This project performs computational analysis on large organizational datasets from around the world using pure Python (no libraries). It reads a CSV file and returns two dictionaries:
- Country-level statistics (t-test on profits, Minkowski distance between employee count and salary)
- Category-level nested dictionary ranking organizations by employee size and profit change
23905593.py # Main Python file (named using student ID) Organisations.csv # Sample input file (CSV format) ( you can use other csv in repo) README.md # Project overview and instructions
You need Python 3 installed. Open a Python interpreter and call the main()
function from your script.
# Example usage in Python shell
from 23905593 import main
output1, output2 = main('Organisations.csv')
# Example checks
print(output1['brazil']) # → [-0.5175, 10174.3314]
print(output2['biotechnology']) # → {'org_id1': [...], 'org_id2': [...], ...}
📌 Requirements & Constraints
No external modules (e.g., csv, math, statistics) used.
Do not use input() or print() (except for graceful error messages).
File must be named exactly as your student ID (e.g., 23905593.py).

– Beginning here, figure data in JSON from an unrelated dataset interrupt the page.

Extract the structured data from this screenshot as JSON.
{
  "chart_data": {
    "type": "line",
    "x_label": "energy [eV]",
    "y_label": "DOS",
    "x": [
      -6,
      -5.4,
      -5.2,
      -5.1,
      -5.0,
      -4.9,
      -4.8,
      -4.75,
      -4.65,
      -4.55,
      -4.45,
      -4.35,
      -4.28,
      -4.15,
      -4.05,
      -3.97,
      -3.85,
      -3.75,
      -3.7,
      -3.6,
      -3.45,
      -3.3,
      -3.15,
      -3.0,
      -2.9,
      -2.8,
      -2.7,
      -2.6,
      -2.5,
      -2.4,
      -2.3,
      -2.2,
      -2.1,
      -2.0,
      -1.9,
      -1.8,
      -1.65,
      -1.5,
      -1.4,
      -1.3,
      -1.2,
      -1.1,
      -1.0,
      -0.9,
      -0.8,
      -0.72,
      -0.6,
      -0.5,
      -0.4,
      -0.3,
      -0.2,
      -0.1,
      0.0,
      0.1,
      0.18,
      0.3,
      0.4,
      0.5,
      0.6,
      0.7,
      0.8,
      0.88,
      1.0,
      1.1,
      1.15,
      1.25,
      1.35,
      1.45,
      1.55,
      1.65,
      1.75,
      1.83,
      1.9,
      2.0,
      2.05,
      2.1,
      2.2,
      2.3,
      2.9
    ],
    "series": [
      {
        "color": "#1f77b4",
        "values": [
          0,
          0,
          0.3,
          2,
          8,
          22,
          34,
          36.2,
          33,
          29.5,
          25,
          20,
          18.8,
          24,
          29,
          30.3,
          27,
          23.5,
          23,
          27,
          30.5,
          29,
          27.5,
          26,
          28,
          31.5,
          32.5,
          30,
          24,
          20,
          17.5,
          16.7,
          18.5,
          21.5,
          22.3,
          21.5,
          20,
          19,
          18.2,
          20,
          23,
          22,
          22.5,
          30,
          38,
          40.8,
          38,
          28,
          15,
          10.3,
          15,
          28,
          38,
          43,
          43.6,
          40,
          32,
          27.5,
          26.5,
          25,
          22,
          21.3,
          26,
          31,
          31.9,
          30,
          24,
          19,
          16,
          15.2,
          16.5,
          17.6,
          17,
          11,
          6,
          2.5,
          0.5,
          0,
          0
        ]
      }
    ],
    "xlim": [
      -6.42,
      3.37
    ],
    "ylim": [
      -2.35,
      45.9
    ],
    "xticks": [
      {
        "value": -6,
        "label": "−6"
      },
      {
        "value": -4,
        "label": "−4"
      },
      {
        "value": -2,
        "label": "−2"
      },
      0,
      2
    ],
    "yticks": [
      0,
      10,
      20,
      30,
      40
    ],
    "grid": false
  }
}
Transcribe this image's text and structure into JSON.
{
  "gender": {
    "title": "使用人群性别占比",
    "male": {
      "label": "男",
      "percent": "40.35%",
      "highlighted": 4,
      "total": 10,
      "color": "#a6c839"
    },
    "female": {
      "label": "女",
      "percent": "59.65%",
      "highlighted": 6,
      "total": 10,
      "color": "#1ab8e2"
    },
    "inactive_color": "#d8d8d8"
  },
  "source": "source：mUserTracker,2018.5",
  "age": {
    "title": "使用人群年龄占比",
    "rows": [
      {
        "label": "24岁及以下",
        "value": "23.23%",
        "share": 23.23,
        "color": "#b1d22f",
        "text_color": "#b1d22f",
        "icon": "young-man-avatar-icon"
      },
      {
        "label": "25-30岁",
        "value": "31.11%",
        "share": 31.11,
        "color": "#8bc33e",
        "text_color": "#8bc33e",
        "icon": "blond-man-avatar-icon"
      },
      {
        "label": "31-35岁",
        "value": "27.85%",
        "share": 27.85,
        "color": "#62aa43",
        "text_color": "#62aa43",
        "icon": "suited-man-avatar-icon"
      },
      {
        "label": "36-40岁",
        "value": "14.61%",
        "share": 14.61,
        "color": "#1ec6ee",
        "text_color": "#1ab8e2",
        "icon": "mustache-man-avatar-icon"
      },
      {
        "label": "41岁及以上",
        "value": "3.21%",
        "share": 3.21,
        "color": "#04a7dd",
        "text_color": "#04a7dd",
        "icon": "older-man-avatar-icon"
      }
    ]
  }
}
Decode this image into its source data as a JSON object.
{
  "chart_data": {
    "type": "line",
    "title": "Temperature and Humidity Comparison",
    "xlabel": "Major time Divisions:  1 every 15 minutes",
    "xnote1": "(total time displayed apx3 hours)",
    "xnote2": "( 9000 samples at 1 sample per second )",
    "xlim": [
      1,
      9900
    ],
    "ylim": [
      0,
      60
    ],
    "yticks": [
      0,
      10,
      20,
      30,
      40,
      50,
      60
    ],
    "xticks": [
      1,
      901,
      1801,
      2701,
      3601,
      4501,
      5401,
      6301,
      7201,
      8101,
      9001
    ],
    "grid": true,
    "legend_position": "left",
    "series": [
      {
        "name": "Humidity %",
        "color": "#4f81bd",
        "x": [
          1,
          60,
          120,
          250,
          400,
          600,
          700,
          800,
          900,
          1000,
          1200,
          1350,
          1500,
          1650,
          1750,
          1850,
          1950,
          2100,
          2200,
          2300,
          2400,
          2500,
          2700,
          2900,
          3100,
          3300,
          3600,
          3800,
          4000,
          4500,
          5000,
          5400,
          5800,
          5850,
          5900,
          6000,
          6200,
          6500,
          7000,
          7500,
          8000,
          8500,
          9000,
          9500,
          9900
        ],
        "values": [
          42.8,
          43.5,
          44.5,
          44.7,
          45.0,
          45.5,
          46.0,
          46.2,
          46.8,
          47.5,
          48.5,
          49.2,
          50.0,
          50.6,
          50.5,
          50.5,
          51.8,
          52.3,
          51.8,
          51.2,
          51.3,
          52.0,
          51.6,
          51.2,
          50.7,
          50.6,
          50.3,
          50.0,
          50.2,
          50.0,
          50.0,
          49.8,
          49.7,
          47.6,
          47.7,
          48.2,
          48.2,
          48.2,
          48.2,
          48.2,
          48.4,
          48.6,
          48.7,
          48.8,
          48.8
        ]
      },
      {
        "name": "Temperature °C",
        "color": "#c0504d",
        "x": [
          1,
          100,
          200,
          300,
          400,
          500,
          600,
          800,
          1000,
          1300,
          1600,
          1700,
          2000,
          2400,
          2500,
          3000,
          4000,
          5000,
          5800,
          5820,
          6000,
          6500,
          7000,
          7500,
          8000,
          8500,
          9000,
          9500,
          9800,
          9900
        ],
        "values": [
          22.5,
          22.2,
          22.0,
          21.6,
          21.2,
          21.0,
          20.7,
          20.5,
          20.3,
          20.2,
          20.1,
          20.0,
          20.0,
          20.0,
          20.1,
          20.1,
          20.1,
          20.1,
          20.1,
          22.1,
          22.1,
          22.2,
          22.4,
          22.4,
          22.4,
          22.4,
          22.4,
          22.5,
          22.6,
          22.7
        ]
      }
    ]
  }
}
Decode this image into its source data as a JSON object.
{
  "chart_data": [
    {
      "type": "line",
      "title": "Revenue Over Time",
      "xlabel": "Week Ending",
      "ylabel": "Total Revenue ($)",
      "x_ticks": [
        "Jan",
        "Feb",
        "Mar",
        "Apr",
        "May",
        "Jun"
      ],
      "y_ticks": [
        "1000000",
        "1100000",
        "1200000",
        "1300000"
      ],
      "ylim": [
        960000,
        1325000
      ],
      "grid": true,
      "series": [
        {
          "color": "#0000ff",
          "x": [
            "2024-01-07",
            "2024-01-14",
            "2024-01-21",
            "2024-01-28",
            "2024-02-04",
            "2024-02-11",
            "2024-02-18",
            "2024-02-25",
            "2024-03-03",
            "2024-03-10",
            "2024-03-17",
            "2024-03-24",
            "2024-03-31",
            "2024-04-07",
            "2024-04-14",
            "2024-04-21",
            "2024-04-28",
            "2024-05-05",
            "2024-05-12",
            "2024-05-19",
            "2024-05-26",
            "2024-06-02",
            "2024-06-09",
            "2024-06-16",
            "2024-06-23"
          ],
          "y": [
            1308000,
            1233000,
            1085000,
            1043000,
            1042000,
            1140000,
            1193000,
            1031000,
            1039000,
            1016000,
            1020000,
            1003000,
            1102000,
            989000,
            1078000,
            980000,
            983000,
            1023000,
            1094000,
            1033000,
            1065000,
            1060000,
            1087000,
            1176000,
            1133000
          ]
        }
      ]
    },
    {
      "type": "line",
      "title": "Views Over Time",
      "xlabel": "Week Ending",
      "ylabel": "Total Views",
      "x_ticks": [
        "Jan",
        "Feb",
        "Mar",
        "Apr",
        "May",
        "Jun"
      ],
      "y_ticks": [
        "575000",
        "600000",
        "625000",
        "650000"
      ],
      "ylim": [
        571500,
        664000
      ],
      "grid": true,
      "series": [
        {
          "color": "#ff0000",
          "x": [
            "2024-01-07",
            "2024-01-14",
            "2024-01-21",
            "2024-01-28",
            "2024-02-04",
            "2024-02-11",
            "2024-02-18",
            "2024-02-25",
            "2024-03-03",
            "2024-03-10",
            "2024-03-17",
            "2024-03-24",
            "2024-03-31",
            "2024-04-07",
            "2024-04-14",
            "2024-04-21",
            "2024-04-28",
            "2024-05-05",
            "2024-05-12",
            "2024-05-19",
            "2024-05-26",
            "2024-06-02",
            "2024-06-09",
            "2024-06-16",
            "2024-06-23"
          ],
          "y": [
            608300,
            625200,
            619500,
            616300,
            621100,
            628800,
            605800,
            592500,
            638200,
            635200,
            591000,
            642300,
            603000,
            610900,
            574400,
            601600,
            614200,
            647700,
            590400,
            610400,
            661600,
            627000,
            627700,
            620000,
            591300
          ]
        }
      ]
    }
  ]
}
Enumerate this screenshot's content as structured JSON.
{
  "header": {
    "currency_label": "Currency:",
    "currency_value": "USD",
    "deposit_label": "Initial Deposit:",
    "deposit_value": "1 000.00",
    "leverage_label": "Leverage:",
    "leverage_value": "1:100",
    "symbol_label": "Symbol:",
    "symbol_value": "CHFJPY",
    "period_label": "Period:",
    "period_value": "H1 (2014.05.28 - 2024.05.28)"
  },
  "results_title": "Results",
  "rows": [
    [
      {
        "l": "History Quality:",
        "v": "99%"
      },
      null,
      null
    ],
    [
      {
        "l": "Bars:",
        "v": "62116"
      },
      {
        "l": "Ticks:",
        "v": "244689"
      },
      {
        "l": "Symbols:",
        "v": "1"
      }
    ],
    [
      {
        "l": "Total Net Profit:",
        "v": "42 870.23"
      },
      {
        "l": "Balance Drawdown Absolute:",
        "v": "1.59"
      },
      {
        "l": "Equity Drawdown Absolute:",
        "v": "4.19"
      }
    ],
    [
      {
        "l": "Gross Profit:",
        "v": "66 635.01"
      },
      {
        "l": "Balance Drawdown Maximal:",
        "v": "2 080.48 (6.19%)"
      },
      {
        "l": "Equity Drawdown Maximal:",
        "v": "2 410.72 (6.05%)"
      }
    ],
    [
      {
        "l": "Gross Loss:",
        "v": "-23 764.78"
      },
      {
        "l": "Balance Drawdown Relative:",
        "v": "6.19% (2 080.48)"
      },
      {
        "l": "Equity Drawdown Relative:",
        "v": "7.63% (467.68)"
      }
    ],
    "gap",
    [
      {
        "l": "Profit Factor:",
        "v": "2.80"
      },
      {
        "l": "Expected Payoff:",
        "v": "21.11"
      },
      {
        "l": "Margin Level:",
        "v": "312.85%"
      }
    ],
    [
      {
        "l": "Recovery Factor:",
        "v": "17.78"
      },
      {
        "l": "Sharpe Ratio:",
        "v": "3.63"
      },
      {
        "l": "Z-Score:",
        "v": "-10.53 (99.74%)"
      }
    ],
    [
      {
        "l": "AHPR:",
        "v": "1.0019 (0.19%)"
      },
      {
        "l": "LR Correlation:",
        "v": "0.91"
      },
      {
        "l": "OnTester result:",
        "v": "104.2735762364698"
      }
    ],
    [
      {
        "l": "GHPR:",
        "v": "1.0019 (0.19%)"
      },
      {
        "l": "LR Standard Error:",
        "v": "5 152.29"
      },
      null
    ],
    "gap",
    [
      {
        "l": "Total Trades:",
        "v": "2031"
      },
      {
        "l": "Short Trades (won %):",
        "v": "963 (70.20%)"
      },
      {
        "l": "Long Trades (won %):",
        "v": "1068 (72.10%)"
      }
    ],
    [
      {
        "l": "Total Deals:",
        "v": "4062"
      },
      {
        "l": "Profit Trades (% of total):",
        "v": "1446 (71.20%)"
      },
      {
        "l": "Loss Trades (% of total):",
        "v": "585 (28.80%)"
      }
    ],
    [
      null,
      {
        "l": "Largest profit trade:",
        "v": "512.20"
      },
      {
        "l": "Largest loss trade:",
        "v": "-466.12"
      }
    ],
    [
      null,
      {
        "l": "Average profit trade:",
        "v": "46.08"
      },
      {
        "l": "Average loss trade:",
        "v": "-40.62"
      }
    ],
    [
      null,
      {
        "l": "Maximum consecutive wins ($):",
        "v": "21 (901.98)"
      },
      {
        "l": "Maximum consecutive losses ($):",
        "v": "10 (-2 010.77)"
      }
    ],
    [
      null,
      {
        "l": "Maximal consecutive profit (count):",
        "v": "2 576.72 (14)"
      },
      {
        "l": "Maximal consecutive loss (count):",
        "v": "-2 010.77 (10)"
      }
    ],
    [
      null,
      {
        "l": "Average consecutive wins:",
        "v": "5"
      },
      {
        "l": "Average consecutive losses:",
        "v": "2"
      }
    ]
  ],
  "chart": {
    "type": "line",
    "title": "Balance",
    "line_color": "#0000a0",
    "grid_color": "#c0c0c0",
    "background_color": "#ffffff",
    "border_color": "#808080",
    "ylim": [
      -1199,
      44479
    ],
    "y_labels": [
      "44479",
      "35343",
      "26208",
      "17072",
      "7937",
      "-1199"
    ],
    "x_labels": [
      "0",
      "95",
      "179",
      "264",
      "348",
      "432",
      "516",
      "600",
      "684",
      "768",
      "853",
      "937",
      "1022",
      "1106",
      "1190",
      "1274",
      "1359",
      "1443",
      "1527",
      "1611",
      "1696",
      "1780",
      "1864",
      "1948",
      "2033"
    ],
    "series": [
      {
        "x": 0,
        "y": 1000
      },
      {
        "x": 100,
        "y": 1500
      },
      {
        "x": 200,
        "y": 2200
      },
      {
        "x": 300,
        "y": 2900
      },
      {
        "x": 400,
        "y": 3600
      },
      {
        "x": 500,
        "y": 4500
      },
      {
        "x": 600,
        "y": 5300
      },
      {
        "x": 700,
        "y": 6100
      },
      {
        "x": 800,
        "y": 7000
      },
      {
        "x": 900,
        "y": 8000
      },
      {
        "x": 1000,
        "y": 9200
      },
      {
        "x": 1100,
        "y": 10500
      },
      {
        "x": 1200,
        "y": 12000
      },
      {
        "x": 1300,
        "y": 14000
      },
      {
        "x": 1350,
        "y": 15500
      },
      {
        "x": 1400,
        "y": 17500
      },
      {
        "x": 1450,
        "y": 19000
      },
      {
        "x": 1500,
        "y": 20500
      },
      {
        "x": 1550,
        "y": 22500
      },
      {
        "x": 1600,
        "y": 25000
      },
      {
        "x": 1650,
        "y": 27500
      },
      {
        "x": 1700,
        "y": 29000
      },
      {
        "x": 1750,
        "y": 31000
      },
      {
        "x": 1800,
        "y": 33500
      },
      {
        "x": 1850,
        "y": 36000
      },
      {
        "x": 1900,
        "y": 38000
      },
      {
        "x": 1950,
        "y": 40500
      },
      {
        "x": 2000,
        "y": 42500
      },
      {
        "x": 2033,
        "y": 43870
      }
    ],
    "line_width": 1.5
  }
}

Handles case-insensitive strings and skips rows with:
Negative/zero values
Missing required fields
Duplicate organization IDs
🔬 Computations Performed
1. Country-level Dictionary:
{
'country1': [t_test_score, minkowski_distance],
...
}
2. Category-level Nested Dictionary:
{
'category1': {
'org_id1': [num_employees, profit_change %, rank],
...
},
...
}
All floating point values are rounded to 4 decimal places, and all strings are converted to lowercase.